Eva wird von einem Mann angegriffen, sticht ihn in Notwehr nieder und fliegt ins Ausland. Doch statt die Aufarbeitung eines traumatischen Erlebnisses zu erzählen, setzt Glas schon zu Beginn erste Irritationsmomente. Denn Evas Freundin Mirjam spricht von der vermeintlichen Flucht als Urlaub und scheint von dem Angriff nichts zu wissen. Womit Zweifel aufkommen, ob der Vorfall so überhaupt stattgefunden hat.
Endgültig kippt die Erzählung ins Ungewisse, als Eva bei einer Verkehrskontrolle angehalten wird und von einem Polizisten, der plötzlich ihr Angreifer ist, aus dem Auto gezerrt wird. Denn als sie nach Kampf und Ohnmacht wieder aufwacht, liegt sie zwar im Krankenhaus, doch für ihr Umfeld hatte sie einen Verkehrsunfall.
Von da an durchdringt Unsicherheit jede Szene, jedes Gespräch. Nie ist ganz eindeutig, was real ist, was Halluzination. Wobei sich die Ambivalenz bis in die Erzählperspektive hineinzieht, denn immer wieder schiebt sich ein Ich in die personale Erzählung, kommentiert oder gibt offen zu, Details vergessen zu haben. Die Verortung bleibt lange Zeit unklar. Handelt es sich um eine ältere Version von Eva, die auf ihre Vergangenheit zurückblickt?

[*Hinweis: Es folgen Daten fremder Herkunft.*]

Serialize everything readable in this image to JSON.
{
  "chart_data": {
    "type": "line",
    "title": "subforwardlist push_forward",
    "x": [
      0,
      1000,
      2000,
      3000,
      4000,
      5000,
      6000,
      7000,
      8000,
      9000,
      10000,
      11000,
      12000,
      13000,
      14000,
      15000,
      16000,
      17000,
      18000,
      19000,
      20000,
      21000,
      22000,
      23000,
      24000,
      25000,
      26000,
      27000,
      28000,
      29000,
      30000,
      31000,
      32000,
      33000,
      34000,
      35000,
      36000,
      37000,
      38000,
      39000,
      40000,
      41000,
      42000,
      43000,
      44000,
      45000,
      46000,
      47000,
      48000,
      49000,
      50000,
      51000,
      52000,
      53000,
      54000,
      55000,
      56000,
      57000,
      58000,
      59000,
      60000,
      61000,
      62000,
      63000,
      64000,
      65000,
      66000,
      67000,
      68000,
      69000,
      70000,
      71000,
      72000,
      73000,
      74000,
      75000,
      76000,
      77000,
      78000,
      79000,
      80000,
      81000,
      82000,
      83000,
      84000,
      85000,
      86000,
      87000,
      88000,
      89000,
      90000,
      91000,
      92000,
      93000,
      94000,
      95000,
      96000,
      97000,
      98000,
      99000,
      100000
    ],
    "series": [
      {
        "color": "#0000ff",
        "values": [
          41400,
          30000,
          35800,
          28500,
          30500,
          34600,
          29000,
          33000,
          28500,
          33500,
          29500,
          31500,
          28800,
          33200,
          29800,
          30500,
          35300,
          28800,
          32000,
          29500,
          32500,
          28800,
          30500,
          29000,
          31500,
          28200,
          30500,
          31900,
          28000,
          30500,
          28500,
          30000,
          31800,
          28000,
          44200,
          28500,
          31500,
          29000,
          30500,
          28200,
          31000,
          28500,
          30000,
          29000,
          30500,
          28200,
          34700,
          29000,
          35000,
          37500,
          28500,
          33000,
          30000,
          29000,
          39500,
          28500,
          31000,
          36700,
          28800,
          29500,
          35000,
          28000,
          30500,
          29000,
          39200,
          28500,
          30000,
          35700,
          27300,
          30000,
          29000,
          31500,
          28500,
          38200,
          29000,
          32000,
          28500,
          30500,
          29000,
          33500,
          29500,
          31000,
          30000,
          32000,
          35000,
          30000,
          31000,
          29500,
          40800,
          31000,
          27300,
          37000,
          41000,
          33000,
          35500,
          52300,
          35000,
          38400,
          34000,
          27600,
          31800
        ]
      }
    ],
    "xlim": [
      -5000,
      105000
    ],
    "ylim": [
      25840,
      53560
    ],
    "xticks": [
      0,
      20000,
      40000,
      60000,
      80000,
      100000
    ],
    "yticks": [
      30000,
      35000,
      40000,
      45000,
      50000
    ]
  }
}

Insofern findet Verena Prantl eine überzeugende Struktur für Evas zerfallenden Realitätsbezug. Auch indem er Passagen aus ihrem von Paranoia, Angst und Selbsthass geprägten Tagebuch in den Erzählfluss schaltet. Nie ist sie gut genug für die Beziehung mit anderen Menschen, für ihre Aufmerksamkeit und Liebe. Selbst als sie Aaron kennenlernt, spielt Eva die Beziehung primär in ihrem Kopf durch. Dabei verstrickt sie sich so lange in Verlustängste und Minderwertigkeitskomplexe, bis sie sich von Aaron trennt. Ein Schutzreflex, um nicht selbst verlassen zu werden.
Leider bleibt Glas in manchen Szenen merkwürdig detailarm. So ist ein Konzert schlicht „wunderschön“. Obwohl der Besuch für Eva eigentlich ein wichtiger Moment ist – sie hat ihn sich nach vielen Zweifel zugetraut. Und bei der romantischen Annäherung zwischen Eva und Aaron hat die Erzählinstanz vergessen, ob Aaron etwas gesagt hat oder nicht. Dadurch ist nicht klar, ob die Momente der Verwirrung, die beim Lesen auftreten, Absicht sind oder Ergebnis einer zu geringen sprachlichen Anschaulichkeit.
Hinzu kommen die Reflexionspassagen, die den Text, vor allem in Form der Tagebucheinträge, durchziehen. Diese kranken wiederholt an einem seltsam didaktischen Tonfall: „Also ist der Akt des Nichtsstuns, das Unterlassens einer egoistisch motivierten, vielleicht gut gemeinten Handlung, der größte und gleichzeitig am schwierigsten zu erbringende Beweis der Selbstlosigkeit.“ Oder auch direkt zu Beginn: „Er [der Mensch] ist zu unmündig in seinem eigenen Denken, um über die Grenzen seines Verstandes hinzublicken.“
Dadurch bleibt Evas Gedankenwelt, trotz intimer Einzeleinblicke, insgesamt auf Distanz. Ihre selbstverschlingende Paranoia wird angerissen, aber nicht ausreichend ausgeleuchtet, um sie wirklich nacherleben zu können. Womit Glas zwar spannende Ansätze für unzuverlässiges Erzählen findet, als Innenschau einer Person mit Wahnvorstellungen aber nicht restlos überzeugt.
Septime, 2023, 216 Seiten, Hardcover
Verena Prantl
Verena Prantl wurde 1996 in Hall in Tirol geboren und lebt seit 2016 in Wien. Sie schloss ihr Studium der Vergleichenden Literaturwissenschaften an der Universität Wien ab und veröffentlicht seither auf ihrer Webseite zahlreiche Essays und Kurzgeschichten.